潤一の話では、大田先輩が留学を決めたのは、大田先輩自身の考えではなくて、留学するよう強引に薦められたからだそうで…


その強引に薦めてきたのは、他でもない、翔真さんのお父さんで…


一度は断ろうとした大田先輩に、留学費用から、向こうでの滞在費に至るまで、全てにおいて援助をするという条件を提示してきたらしい。


そこまでされると、元々本格的に絵の勉強をしたかった大田先輩も、流石に首を縦に振るしかなくて…


結局二年だけ、という約束の下、留学を決めた。


でも二年経っても大田先輩が帰国を許されることはなく、そこで大田先輩は気付いたんだ。


翔真さんと別れさせるための、体のいい口実だった、ってことに…


「じゃあ、何? 翔真さんは大田先輩に振られたわけじゃない、ってこと?」


だとしたらどうして、大田先輩は翔真さんの元に帰って来ない?


「まあな…、そうなるかな?」


潤一らしくない、歯切れの悪い、歯に物が詰まったような言い方だ。


「帰って来れない事情が出来た、ってこと?」


それしか考えられない。


「向こうに新しい恋人でも出来たとか?」


もしそうなら、今だに大田先輩が帰国しないのも、納得が行く。


「うん、そんなところだな」


潤一が自販機に小銭を放り込み、ボタンを一つ押した。


ガコンと音を立てて落ちてきたペットボトルを取り出すと、それを一気に煽った。


空になったペットボトルをゴミ箱に放り込むと、潤一が翔真さん達が座るベンチの方に視線を向けた。
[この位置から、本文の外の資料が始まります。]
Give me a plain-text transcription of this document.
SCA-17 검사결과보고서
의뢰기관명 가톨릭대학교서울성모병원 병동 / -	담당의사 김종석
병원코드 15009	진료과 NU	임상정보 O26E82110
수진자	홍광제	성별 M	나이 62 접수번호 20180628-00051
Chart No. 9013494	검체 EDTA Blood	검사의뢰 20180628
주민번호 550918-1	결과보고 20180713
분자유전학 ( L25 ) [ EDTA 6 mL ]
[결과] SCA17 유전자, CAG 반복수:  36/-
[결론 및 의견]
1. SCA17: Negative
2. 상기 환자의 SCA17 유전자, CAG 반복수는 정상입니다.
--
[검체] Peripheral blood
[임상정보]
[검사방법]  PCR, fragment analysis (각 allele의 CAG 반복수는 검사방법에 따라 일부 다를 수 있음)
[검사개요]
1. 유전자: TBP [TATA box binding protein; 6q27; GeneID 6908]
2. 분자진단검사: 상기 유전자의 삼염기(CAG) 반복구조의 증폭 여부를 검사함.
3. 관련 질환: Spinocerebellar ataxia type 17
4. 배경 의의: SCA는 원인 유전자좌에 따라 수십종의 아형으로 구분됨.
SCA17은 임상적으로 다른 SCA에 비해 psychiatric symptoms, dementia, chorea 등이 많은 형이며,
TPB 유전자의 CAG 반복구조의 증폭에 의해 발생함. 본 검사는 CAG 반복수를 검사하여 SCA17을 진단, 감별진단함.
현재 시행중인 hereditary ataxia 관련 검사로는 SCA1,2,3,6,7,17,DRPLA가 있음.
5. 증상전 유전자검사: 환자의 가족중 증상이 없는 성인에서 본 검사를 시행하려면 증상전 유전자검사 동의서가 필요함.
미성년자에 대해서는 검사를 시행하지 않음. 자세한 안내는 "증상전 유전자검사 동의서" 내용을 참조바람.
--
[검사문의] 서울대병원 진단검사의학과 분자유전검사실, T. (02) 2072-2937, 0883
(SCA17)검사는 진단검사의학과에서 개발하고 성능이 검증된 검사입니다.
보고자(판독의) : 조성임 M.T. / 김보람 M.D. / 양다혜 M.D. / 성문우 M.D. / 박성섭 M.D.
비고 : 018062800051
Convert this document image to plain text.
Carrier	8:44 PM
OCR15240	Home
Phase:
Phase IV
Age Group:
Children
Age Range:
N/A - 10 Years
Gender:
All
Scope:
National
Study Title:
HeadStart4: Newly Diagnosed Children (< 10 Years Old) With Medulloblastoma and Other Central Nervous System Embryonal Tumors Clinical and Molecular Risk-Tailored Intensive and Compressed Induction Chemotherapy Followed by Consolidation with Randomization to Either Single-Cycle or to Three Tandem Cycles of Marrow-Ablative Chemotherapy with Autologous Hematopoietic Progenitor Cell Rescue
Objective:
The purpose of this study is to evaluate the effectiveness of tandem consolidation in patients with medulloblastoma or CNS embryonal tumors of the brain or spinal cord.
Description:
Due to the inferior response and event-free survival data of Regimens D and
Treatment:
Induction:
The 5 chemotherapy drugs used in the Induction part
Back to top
そしてフッと息を吐くと、長い睫毛に縁取られた瞼を伏せた。


「翔真さんさ、大田先輩に一度だけ電話したらしいんだ。…勿論、ああなる前だけどな? 待てど暮らせど帰って来ない大田先輩に、業を煮やした、っつーかさ…。で、そん時に大田先輩口滑らして、お父さんと交わした条件、話しちまったらしいんだ…」


そんなことが…


きっと翔さんは、ずっと待ってたんだ…、大田先輩の帰りを…


自分の親が、裏で画策してたなんて知らずに…


「その後かな…。翔真さんの様子がおかしくなって、会社もクビになって…。で、ホームレスになった所を、お前が拾った、ってわけだ」


確か、井上先生が言ってたことがある。


老人性の認知症と違って、若年性の場合は、酷いショックを受けたことが原因で、発症する可能性がある、って…



だとしたら、あまりにも悲しすぎるじゃないか…



いつしか子供たちに混じってキャッチボールを始めた翔真さん…


その無邪気な笑顔に、胸が締め付けられる。


「辛いな…」


潤一がタバコを一本咥え、そこに火を付けると、煙を吐き出しながらポツリ呟いた。


俺はそれに言葉を返すことなく、自然に溢れ出た涙を、ジャンパーの袖で乱暴に拭った。